Japan's Toshiba Corp is in discussions to buy out U.S.-based Shaw Group's 20 percent stake in nuclear power plant company Westinghouse Electric Co, the Wall Street Journal reported, in a deal that would erase all American ownership of the 125-year-old Westinghouse.
Shares of Toshiba fell 5.8 percent to 2- year lows on Tuesday on concerns the chipmaker would be saddled with costs of buying additional shares it agreed in principal to acquire five years ago, before Japan's worst nuclear disaster put a chill on global demand for new reactors.
A deal could be announced as early as Tuesday, although the discussions are still ongoing and could fall apart, the paper said, citing people familiar with the matter. It did not mention a price.

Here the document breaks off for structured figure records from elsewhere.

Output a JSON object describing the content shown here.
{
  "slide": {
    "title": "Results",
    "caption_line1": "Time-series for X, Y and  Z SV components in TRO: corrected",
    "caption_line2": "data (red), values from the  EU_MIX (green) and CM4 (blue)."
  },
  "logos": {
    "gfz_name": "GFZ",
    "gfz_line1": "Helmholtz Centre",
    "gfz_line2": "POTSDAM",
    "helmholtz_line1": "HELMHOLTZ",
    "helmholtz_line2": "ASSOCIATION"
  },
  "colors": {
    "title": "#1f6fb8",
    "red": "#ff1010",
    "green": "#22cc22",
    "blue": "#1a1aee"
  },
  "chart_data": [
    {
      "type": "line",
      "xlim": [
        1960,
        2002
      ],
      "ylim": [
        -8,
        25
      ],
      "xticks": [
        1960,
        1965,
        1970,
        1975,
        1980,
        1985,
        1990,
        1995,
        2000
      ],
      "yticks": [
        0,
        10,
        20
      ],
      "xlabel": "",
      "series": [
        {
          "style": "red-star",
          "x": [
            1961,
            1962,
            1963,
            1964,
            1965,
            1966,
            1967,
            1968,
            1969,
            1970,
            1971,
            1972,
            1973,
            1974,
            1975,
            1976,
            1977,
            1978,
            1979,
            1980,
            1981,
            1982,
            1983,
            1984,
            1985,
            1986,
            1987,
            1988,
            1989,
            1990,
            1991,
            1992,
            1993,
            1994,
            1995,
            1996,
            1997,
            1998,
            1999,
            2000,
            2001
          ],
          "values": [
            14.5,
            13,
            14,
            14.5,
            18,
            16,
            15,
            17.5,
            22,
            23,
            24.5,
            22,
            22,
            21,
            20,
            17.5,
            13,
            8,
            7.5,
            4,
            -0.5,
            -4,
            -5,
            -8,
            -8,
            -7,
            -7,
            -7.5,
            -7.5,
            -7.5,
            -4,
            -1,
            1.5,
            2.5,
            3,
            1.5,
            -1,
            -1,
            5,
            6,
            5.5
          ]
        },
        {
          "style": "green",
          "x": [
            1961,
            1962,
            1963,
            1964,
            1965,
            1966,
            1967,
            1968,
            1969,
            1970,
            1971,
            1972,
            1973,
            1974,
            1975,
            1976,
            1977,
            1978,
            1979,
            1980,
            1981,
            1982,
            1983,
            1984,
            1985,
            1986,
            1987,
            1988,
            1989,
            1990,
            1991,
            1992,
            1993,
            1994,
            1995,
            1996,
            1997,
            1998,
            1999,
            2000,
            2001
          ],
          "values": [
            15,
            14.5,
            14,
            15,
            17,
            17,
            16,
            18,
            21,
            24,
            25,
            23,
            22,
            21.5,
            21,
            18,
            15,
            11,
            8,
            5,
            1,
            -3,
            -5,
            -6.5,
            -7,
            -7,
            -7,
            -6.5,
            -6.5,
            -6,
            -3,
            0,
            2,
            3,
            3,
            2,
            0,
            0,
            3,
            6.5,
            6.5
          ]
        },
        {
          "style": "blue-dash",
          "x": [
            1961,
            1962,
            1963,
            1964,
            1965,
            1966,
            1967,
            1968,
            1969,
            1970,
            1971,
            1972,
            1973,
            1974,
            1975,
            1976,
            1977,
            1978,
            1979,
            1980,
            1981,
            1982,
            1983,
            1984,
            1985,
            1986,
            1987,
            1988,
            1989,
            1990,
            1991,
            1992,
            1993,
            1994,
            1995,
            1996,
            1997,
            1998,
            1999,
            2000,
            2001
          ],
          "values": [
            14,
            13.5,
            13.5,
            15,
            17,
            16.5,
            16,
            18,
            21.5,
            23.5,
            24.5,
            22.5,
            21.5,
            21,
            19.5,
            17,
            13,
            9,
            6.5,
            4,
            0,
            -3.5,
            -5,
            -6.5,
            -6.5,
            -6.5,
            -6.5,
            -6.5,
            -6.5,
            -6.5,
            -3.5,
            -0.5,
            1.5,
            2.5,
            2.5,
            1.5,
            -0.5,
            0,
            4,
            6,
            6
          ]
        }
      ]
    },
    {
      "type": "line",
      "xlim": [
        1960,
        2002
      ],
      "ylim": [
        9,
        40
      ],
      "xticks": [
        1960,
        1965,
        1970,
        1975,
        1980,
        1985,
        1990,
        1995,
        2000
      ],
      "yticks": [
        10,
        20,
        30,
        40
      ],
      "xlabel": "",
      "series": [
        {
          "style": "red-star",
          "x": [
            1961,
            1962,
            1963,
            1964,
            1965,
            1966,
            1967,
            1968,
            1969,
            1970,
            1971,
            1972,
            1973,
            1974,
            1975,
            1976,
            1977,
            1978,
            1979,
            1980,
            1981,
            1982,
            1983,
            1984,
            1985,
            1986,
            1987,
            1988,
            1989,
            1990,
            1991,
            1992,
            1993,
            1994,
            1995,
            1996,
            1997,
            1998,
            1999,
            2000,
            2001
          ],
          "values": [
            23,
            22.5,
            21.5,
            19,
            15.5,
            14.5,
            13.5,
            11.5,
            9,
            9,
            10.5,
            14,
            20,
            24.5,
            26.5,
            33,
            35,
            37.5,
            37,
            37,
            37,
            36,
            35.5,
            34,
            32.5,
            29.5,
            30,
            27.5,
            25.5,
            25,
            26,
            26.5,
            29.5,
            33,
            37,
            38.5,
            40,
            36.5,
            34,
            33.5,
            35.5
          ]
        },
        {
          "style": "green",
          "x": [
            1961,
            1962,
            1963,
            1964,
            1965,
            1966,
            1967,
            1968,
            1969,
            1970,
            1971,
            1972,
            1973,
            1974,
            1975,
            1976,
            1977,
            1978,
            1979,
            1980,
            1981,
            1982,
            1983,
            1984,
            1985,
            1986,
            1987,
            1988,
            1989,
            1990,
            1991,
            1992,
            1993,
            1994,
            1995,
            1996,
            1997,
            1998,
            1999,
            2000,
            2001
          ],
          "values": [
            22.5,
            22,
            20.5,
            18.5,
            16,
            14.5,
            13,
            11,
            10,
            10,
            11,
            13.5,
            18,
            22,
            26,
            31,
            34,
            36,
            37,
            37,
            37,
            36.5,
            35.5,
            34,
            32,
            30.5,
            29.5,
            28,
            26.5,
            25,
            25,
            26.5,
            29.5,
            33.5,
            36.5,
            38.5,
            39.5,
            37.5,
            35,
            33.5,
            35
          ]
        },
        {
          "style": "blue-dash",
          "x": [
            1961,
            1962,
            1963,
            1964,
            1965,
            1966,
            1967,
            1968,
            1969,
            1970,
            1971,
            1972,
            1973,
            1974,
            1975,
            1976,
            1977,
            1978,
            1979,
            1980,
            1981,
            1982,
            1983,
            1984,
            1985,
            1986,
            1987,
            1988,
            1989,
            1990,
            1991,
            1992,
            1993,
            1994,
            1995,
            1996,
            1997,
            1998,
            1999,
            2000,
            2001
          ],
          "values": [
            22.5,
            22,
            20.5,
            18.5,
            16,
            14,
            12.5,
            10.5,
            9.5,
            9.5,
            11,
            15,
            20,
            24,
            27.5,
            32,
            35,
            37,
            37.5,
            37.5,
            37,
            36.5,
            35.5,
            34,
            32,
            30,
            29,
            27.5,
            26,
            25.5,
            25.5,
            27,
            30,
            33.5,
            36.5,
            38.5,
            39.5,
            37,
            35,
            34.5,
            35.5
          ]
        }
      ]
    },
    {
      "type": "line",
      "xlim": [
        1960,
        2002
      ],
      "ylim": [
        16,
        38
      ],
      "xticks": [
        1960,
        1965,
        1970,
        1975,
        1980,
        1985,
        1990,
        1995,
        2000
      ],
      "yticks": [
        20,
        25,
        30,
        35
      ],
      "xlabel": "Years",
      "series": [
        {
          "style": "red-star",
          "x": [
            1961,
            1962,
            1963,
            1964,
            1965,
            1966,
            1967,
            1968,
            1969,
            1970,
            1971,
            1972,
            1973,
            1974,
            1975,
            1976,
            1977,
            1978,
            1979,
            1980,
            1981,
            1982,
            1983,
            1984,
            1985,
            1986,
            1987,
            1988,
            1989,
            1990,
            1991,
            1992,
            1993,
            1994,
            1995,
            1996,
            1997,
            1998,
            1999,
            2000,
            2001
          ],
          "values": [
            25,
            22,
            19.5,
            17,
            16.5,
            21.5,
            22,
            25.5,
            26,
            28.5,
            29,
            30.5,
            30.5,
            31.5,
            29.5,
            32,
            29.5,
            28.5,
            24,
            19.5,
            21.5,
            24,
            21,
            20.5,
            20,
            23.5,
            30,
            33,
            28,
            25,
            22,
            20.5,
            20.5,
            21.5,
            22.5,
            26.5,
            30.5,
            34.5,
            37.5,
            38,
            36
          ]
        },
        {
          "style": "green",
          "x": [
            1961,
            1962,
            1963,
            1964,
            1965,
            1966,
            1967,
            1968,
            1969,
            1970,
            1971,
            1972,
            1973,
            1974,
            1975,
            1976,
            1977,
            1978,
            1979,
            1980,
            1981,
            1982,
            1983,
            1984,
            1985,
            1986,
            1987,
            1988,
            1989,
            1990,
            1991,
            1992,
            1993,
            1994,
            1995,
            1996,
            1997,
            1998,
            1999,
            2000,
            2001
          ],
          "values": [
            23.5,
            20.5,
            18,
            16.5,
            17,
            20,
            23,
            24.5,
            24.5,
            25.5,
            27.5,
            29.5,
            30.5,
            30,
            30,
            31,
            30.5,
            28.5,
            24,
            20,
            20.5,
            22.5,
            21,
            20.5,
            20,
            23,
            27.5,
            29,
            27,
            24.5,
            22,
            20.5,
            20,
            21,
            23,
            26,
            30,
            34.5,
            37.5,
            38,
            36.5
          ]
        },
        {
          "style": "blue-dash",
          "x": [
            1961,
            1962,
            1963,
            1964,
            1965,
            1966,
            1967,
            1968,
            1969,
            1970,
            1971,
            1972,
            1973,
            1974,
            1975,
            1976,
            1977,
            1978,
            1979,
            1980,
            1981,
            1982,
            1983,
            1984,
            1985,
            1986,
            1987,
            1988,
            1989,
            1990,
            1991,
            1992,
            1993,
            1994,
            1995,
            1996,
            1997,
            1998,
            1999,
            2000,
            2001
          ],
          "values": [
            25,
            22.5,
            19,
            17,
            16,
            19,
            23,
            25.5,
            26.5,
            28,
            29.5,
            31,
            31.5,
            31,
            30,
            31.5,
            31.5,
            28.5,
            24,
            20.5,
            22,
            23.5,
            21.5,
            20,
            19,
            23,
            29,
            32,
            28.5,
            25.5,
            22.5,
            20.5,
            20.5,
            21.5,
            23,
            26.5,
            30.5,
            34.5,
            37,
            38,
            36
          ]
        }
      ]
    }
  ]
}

Shaw partnered with Toshiba and Japanese engineering firm IHI Corp to buy Westinghouse from British Nuclear Fuels PLC for $5.4 billion five years ago. Toshiba bought 77 percent, Shaw purchased 20 percent, and IHI took 3 percent.
The company is not cash-rich, so investors are concerned that it may have to go through equity financing if it decides to buy the stake, said Makoto Kikuchi, chief executive of Myojo Asset Management.

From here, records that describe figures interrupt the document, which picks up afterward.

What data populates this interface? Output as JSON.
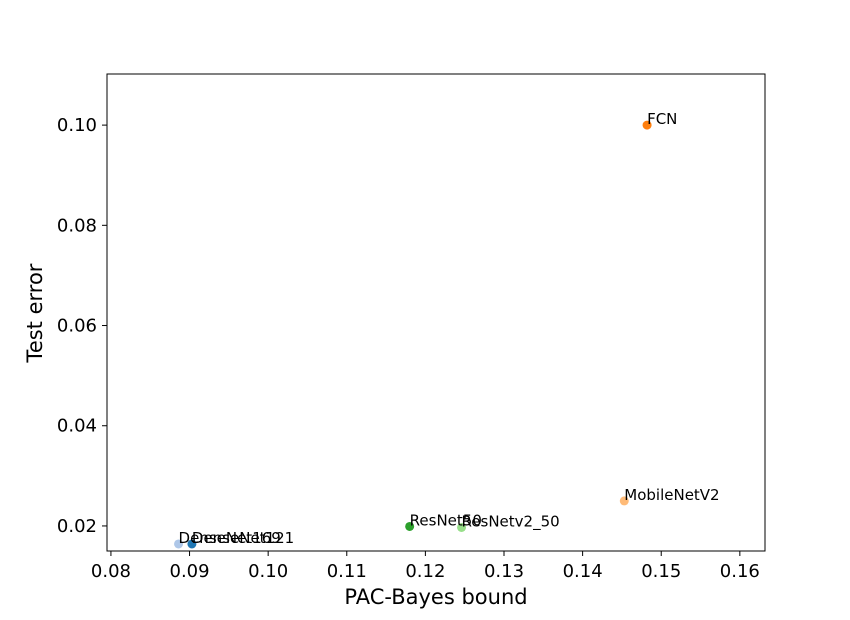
{
  "chart_data": {
    "type": "scatter",
    "title": "",
    "xlabel": "PAC-Bayes bound",
    "ylabel": "Test error",
    "xlim": [
      0.0795,
      0.1632
    ],
    "ylim": [
      0.015,
      0.1102
    ],
    "xticks": [
      "0.08",
      "0.09",
      "0.10",
      "0.11",
      "0.12",
      "0.13",
      "0.14",
      "0.15",
      "0.16"
    ],
    "xtick_values": [
      0.08,
      0.09,
      0.1,
      0.11,
      0.12,
      0.13,
      0.14,
      0.15,
      0.16
    ],
    "yticks": [
      "0.02",
      "0.04",
      "0.06",
      "0.08",
      "0.10"
    ],
    "ytick_values": [
      0.02,
      0.04,
      0.06,
      0.08,
      0.1
    ],
    "grid": false,
    "legend": "none",
    "points": [
      {
        "label": "FCN",
        "x": 0.1482,
        "y": 0.1,
        "color": "#ff7f0e"
      },
      {
        "label": "MobileNetV2",
        "x": 0.1453,
        "y": 0.025,
        "color": "#ffbb78"
      },
      {
        "label": "ResNet50",
        "x": 0.118,
        "y": 0.0199,
        "color": "#2ca02c"
      },
      {
        "label": "ResNetv2_50",
        "x": 0.1246,
        "y": 0.0197,
        "color": "#98df8a"
      },
      {
        "label": "DenseNet169",
        "x": 0.0886,
        "y": 0.0164,
        "color": "#aec7e8"
      },
      {
        "label": "DenseNet121",
        "x": 0.0903,
        "y": 0.0164,
        "color": "#1f77b4"
      }
    ]
  }
}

A Tokyo-based spokesman for Toshiba declined to comment on the report. Officials at Westinghouse were not immediately available for comment. Shaw declined to comment.
The talks, if the report is true, come at a time when nuclear energy strategy has been reviewed globally after Japan's nuclear power plants were severely damaged by the earthquake and tsunami that hit the nation's northeastern coast in March, spreading radioactive materials.
OPTION TO SELL STAKE
Founded in 1886, Westinghouse pioneered long-distance and high-voltage power transmission. It also built the reactors for the world's first nuclear submarine and nuclear aircraft carrier.
Under the original deal in 2006, Shaw has an option to sell its Westinghouse stake to Toshiba. That option will expire at the end of February 2013 and Toshiba has been negotiating with Shaw to extend the period.
Toshiba, the world's No.2 maker of flash memory chips, has been under pressure to trim its non-core operations as it steels itself for quake-hit demand in Japan.
The company reported in July an 88 percent fall in its quarterly operating profit, blaming a slide in chip prices.
For Toshiba, this (additional stake purchase) will be a burden. They will have to divert resources they would probably want to deploy elsewhere. said Damian Thong, Macquarie Capital analyst.
I don't think it's such a big problem for Toshiba to borrow money to do this, but it's still an additional burden, he added.